Thursday, July 26, 2007

$54M pants (and a few friends) to the rescue

The now infamous pair of pants was featured at a 7/24 Washington D.C. fundraiser. Proceeds from the fundraiser will help pay the legal bills of Jin Nam Chung and Soo Chung, owners of the dry cleaning business that misplaced and later found the pair of pants. Roy Pearson brought in the pants and filed suit over their loss, originally demanding $67M, and later dropping the demand to $54M. To make it worse, this jerk plaintiff is a judge. When the Chungs found his pants and offered to return them, he refused, saying it was too late, and continued with his lawsuit.

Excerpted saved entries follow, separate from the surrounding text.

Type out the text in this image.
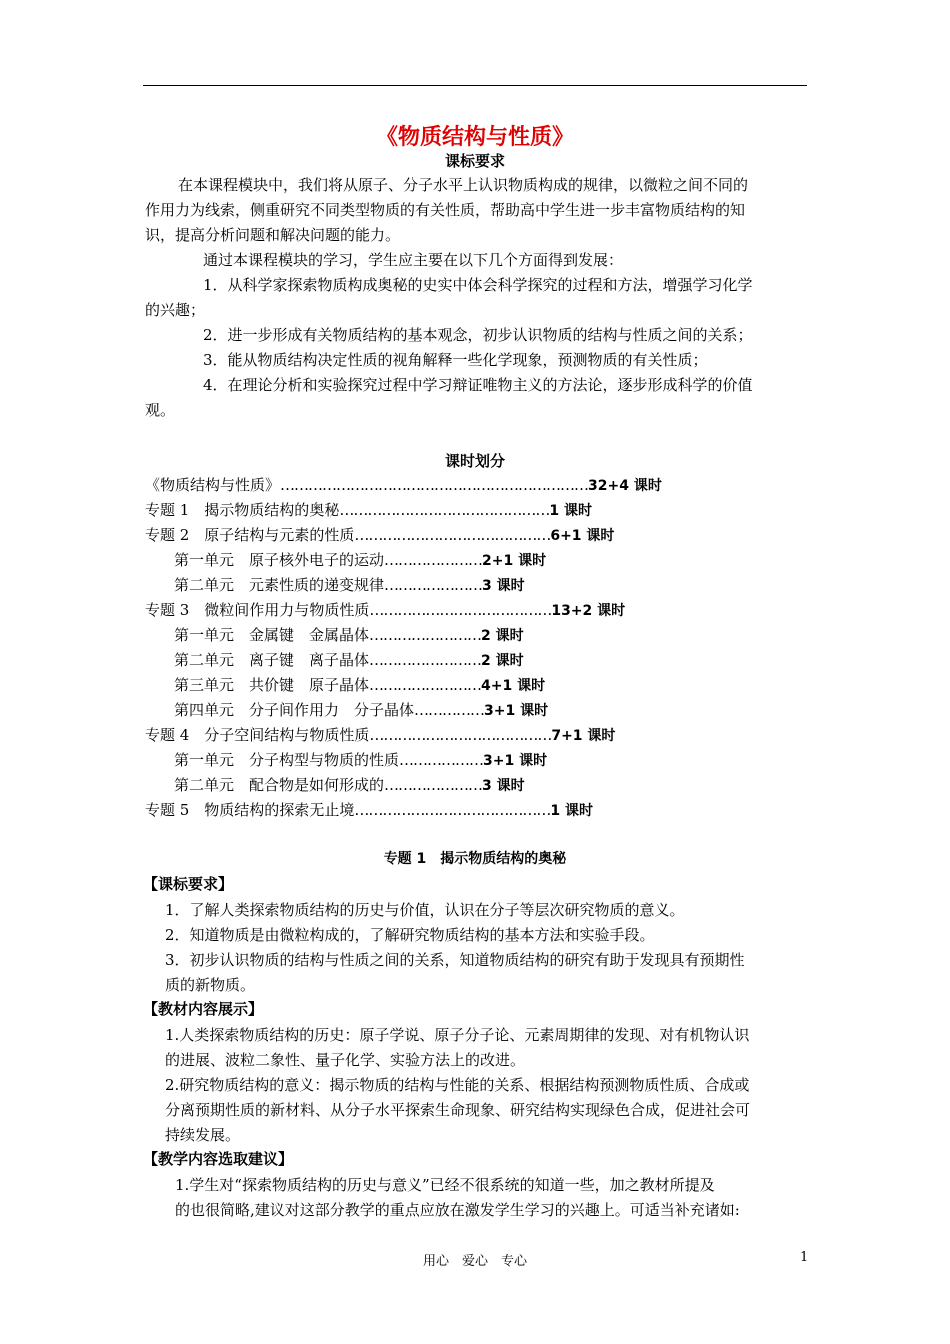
《物质结构与性质》
课标要求
在本课程模块中，我们将从原子、分子水平上认识物质构成的规律，以微粒之间不同的
作用力为线索，侧重研究不同类型物质的有关性质，帮助高中学生进一步丰富物质结构的知
识，提高分析问题和解决问题的能力。
通过本课程模块的学习，学生应主要在以下几个方面得到发展：
1．从科学家探索物质构成奥秘的史实中体会科学探究的过程和方法，增强学习化学
的兴趣；
2．进一步形成有关物质结构的基本观念，初步认识物质的结构与性质之间的关系；
3．能从物质结构决定性质的视角解释一些化学现象，预测物质的有关性质；
4．在理论分析和实验探究过程中学习辩证唯物主义的方法论，逐步形成科学的价值
观。
课时划分
《物质结构与性质》…………………………………………………………32+4 课时
专题 1　揭示物质结构的奥秘………………………………………1 课时
专题 2　原子结构与元素的性质……………………………………6+1 课时
第一单元　原子核外电子的运动…………………2+1 课时
第二单元　元素性质的递变规律…………………3 课时
专题 3　微粒间作用力与物质性质…………………………………13+2 课时
第一单元　金属键　金属晶体……………………2 课时
第二单元　离子键　离子晶体……………………2 课时
第三单元　共价键　原子晶体……………………4+1 课时
第四单元　分子间作用力　分子晶体……………3+1 课时
专题 4　分子空间结构与物质性质…………………………………7+1 课时
第一单元　分子构型与物质的性质………………3+1 课时
第二单元　配合物是如何形成的…………………3 课时
专题 5　物质结构的探索无止境……………………………………1 课时
专题 1　揭示物质结构的奥秘
【课标要求】
1．了解人类探索物质结构的历史与价值，认识在分子等层次研究物质的意义。
2．知道物质是由微粒构成的，了解研究物质结构的基本方法和实验手段。
3．初步认识物质的结构与性质之间的关系，知道物质结构的研究有助于发现具有预期性
质的新物质。
【教材内容展示】
1.人类探索物质结构的历史：原子学说、原子分子论、元素周期律的发现、对有机物认识
的进展、波粒二象性、量子化学、实验方法上的改进。
2.研究物质结构的意义：揭示物质的结构与性能的关系、根据结构预测物质性质、合成或
分离预期性质的新材料、从分子水平探索生命现象、研究结构实现绿色合成，促进社会可
持续发展。
【教学内容选取建议】
1.学生对“探索物质结构的历史与意义”已经不很系统的知道一些，加之教材所提及
的也很简略,建议对这部分教学的重点应放在激发学生学习的兴趣上。可适当补充诸如:
用心　爱心　专心	1
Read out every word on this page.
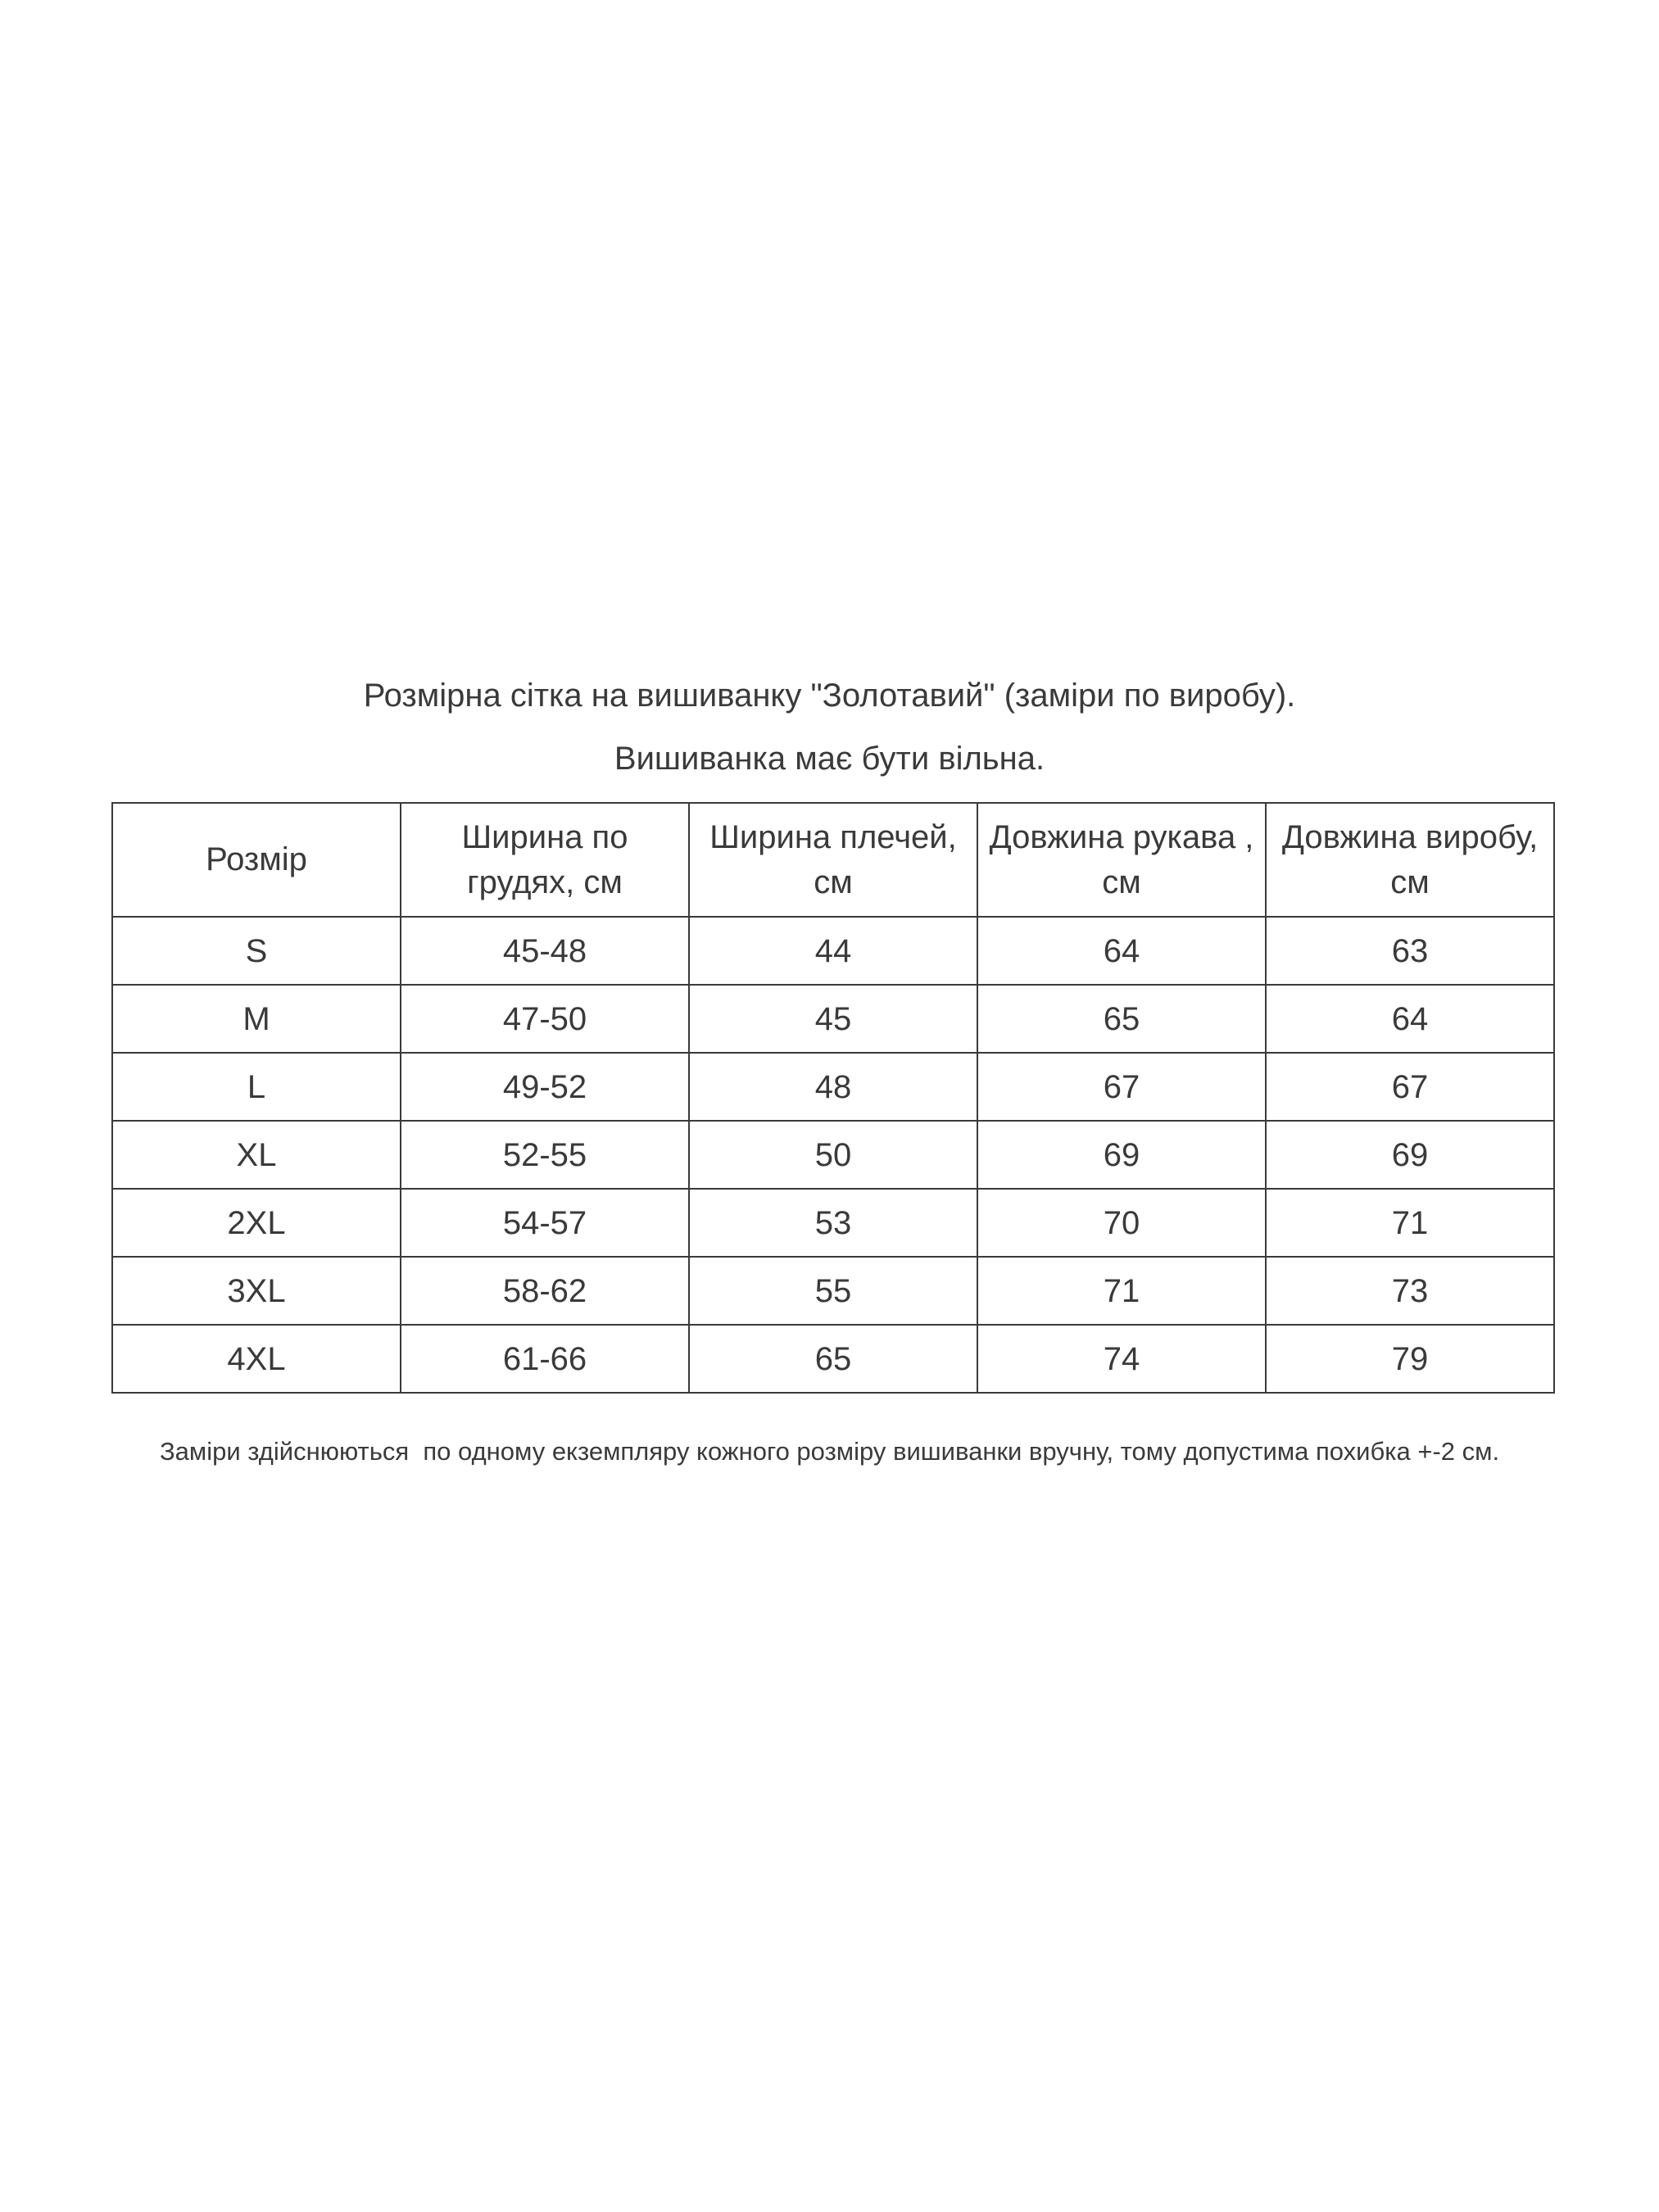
Розмірна сітка на вишиванку "Золотавий" (заміри по виробу).
Вишиванка має бути вільна.
Розмір	Ширина по грудях, см	Ширина плечей, см	Довжина рукава , см	Довжина виробу, см
S	45-48	44	64	63
M	47-50	45	65	64
L	49-52	48	67	67
XL	52-55	50	69	69
2XL	54-57	53	70	71
3XL	58-62	55	71	73
4XL	61-66	65	74	79
Заміри здійснюються  по одному екземпляру кожного розміру вишиванки вручну, тому допустима похибка +-2 см.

The Chungs won the lawsuit. The judge ordered Pearson to pay court costs. However, the Chungs also incurred about $100K in legal fees. The American Tort Reform Association and the U.S. Chamber of Commerce Institute for Legal Reform help the fundraiser to help the Chungs cover their legal costs. They raised over $64K, and pledges are still arriving. The groups advocate for tighter guidelines for filing lawsuits, hoping to eliminate frivolous suits like this one. They hoped that the fundraiser would help publicize their mission to reform tort law, especially in the light of cases that unjustly attack small businesses.

If the Chungs’ motion for legal fees is granted, forcing Pearson to bear the costs of his ridiculous suit, fundraiser proceeds in excess of the family’s costs will be donated to charity. I hope that Pearson gets his arrogant a$$ nailed when the judge in this case makes a ruling on the Chungs' Motion.

If he had asked them to reimburse the cost of the lost pants, it would have been reasonable. To force them to bear the stress and financial burden was far from it. It would be poetic justice if he gets taken to the cleaners.

1 comment:

Thomas Westgard said...

English courts commonly require the losing party to pay the other side's legal fees, and it's not infrequent that there's a proposal to increase that practice over here. The usual proposal is that there be some determination of whether the losing party's argument was meritless, and if it was, then they're on the hook.

These proposals are commonly shot down by the insurance lobby, because they routinely use frivolous and baseless defenses against paying amounts that they know are owed.